Periodonsiyum kollajen liflerinden oluşur. küçük bir miktar hücreler, sinir uçları ve bağ dokuları. Alveollerin duvarlarında ve sement bölgesinde bulunur. Bu katmanın genişliği 0,25 mm'dir. Periodonsiyum tarafından gerçekleştirilen ana işlevler, diş minesi üzerindeki aşırı yükü ortadan kaldırmaktır, çünkü uygun gelişimi normal bir oklüzyon oluşumuna katkıda bulunur ve güzel gülümseme.

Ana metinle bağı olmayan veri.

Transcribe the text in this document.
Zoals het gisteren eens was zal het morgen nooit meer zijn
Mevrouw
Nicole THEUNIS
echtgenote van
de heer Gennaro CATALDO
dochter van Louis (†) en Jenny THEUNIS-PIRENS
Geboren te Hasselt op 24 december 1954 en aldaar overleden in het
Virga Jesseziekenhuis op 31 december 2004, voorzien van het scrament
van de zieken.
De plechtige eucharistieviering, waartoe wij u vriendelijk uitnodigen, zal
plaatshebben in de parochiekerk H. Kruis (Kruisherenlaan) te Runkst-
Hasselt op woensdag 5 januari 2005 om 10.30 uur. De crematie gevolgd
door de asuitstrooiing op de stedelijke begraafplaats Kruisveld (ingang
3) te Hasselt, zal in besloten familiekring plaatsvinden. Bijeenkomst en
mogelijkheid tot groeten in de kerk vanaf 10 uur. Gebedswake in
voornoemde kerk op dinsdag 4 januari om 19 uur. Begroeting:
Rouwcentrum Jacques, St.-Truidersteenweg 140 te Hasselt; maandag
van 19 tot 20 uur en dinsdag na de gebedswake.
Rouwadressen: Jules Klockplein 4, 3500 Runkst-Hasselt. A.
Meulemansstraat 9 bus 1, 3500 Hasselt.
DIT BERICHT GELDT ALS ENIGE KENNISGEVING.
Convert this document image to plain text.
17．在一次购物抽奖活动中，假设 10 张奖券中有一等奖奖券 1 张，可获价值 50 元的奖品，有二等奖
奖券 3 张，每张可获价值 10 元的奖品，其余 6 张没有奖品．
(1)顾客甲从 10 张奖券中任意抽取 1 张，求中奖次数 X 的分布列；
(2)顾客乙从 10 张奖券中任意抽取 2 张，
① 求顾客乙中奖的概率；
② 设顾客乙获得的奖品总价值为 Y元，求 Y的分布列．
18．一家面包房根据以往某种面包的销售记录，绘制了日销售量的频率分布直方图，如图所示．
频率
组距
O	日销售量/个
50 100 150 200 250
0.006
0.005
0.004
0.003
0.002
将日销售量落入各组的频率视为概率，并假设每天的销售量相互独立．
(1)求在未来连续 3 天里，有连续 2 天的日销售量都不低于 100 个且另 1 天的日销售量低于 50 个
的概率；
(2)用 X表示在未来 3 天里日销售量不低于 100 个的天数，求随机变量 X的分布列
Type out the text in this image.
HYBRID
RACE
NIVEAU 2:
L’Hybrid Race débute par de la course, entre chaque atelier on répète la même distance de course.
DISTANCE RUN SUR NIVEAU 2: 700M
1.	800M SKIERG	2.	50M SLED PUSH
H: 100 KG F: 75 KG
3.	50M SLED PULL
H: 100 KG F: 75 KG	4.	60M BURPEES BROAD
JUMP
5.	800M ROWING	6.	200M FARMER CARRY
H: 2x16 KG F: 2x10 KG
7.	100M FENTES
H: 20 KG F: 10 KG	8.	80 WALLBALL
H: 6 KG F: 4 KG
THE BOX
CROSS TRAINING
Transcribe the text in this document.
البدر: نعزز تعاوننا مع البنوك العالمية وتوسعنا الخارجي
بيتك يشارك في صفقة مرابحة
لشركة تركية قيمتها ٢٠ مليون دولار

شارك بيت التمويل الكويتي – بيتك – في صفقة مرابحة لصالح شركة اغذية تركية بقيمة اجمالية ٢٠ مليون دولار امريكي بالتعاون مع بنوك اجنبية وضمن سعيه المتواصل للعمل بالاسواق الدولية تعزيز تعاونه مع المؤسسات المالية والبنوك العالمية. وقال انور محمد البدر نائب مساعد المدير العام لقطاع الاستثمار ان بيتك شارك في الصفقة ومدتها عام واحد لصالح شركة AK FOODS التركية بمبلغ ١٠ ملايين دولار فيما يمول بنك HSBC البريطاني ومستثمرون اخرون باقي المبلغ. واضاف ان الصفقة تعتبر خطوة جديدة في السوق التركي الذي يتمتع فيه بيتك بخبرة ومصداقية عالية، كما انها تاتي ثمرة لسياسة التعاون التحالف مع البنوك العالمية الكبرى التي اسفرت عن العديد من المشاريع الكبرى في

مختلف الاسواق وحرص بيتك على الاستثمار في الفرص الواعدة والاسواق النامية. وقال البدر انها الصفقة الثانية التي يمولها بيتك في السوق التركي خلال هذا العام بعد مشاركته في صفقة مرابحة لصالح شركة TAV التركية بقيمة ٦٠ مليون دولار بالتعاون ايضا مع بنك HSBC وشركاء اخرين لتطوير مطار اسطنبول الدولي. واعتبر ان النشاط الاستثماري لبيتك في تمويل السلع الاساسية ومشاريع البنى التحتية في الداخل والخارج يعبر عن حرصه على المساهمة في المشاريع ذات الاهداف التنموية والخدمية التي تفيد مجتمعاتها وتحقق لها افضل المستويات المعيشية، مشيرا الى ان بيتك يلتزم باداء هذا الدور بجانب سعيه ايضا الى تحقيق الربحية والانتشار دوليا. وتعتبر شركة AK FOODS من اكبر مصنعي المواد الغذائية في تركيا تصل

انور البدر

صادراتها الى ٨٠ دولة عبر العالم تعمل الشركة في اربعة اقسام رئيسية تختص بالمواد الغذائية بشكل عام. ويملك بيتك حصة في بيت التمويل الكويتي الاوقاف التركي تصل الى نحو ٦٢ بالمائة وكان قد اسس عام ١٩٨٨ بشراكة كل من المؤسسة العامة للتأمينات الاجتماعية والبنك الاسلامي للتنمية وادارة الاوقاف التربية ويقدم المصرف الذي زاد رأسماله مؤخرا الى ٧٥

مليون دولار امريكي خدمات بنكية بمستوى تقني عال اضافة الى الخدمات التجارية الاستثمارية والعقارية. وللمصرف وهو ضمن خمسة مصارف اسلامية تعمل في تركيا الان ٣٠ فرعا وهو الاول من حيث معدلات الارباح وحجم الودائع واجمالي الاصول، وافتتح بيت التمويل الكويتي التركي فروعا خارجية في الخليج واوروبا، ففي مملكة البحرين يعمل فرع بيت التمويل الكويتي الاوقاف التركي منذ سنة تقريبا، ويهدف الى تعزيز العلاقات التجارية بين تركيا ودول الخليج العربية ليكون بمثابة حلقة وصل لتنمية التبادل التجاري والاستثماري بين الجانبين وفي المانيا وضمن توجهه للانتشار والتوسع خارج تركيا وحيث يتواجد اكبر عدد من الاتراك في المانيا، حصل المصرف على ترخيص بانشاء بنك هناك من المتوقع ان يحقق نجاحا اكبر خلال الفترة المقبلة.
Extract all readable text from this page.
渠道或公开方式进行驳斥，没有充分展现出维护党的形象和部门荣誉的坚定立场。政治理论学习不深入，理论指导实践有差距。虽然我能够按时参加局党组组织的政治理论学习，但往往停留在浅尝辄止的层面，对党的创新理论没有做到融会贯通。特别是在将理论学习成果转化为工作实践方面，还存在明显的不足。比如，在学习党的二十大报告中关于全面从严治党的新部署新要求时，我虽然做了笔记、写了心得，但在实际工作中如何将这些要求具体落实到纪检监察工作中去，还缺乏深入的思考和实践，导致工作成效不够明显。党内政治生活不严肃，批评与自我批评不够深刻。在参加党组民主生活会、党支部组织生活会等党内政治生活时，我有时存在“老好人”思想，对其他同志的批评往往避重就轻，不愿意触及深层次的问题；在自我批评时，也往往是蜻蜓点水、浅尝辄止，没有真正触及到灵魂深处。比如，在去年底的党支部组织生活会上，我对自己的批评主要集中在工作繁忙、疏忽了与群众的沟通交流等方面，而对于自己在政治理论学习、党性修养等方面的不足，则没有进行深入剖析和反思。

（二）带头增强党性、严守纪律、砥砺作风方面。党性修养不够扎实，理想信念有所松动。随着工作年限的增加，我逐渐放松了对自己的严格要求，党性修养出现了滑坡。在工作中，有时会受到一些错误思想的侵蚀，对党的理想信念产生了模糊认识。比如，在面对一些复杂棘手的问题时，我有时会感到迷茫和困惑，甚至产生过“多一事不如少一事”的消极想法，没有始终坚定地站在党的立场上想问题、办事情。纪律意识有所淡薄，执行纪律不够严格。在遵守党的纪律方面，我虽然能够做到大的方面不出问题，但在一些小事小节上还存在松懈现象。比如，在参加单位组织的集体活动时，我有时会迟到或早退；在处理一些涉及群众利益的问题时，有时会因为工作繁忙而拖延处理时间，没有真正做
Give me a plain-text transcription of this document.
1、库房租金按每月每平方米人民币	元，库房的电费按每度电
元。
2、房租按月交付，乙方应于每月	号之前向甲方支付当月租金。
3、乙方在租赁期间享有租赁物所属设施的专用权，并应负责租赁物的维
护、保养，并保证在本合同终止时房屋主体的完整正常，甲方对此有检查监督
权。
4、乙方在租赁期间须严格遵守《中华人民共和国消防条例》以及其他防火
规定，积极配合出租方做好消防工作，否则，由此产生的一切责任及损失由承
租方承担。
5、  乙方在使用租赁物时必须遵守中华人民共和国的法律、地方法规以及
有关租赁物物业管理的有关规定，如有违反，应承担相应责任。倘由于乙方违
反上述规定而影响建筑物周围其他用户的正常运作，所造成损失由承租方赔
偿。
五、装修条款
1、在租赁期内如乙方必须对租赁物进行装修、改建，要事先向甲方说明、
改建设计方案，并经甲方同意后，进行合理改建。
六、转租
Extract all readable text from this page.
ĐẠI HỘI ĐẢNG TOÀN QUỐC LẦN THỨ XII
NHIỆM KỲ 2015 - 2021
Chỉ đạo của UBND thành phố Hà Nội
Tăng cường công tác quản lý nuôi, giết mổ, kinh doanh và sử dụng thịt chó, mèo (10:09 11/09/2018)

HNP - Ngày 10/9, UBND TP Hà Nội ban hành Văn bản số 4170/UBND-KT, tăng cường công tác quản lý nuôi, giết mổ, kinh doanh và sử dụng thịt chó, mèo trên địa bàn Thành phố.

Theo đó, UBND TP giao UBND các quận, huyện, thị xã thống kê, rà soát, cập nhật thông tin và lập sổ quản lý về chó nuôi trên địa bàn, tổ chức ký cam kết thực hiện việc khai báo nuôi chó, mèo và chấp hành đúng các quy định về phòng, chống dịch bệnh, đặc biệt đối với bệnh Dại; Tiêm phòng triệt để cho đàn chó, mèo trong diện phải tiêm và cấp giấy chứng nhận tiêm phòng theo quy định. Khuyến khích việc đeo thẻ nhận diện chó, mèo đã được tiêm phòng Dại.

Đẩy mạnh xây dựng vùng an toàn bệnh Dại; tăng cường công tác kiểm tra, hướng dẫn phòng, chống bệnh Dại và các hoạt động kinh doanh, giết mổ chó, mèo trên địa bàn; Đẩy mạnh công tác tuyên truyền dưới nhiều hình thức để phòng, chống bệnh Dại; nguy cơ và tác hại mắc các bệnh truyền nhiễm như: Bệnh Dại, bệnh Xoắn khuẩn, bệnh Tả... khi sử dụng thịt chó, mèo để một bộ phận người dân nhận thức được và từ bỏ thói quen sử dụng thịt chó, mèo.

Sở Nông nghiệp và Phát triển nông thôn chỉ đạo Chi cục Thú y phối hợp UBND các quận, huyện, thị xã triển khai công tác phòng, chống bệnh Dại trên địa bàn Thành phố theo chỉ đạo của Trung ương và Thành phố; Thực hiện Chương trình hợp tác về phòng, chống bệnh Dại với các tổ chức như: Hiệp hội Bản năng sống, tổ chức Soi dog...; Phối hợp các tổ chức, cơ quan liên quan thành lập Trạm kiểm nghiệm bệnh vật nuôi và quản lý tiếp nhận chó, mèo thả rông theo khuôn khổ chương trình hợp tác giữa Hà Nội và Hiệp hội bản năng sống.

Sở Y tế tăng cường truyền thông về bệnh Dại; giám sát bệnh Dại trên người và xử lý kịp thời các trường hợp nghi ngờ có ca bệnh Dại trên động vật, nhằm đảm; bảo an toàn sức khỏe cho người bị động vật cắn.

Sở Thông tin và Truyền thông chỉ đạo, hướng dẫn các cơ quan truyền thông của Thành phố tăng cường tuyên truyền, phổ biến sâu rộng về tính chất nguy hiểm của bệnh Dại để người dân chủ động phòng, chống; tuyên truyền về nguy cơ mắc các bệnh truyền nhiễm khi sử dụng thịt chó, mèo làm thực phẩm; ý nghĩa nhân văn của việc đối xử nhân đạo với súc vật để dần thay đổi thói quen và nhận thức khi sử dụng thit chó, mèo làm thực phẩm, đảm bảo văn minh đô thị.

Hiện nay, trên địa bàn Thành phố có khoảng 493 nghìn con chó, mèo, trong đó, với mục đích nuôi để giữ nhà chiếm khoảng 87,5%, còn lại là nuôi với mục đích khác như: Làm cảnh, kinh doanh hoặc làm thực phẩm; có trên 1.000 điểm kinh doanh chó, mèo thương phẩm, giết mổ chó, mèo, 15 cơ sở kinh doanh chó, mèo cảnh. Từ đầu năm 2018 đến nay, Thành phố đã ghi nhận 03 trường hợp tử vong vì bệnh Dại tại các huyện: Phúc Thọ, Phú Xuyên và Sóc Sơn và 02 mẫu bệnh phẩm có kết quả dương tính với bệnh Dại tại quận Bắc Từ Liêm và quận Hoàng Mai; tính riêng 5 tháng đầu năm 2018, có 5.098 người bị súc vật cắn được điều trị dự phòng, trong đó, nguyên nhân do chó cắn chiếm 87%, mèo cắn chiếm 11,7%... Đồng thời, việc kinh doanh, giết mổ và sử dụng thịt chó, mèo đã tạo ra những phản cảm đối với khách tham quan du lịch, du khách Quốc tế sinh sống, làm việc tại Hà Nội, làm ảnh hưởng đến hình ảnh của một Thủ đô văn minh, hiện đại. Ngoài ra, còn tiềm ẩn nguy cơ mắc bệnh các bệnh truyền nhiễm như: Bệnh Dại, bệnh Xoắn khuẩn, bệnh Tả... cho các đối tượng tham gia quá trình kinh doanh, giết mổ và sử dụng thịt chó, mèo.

Diş yapısının yapısı nedeniyle, dış etkenlere, yani şoklara, keskin sıcaklık değişimlerine karşı artan güç ve direnç ile karakterize edilirler. Doğa, bir kişinin dolu ve kaliteli bir yaşam sürmesini sağlamak için her şeyi yaptı, ancak karşılığında, bir gülümsemenin güzelliğini mükemmel durumda tutmak, yani ağız boşluğunu temiz tutmak, yalnızca yüksek kullanmak için her şeyi yapmalıdır. -kaliteli diş macunları, durulamalar ve iplikler. -de uygun bakım Sağlıklı dişler ve parlak bir gülümseme, herhangi bir kişinin kartviziti olacak!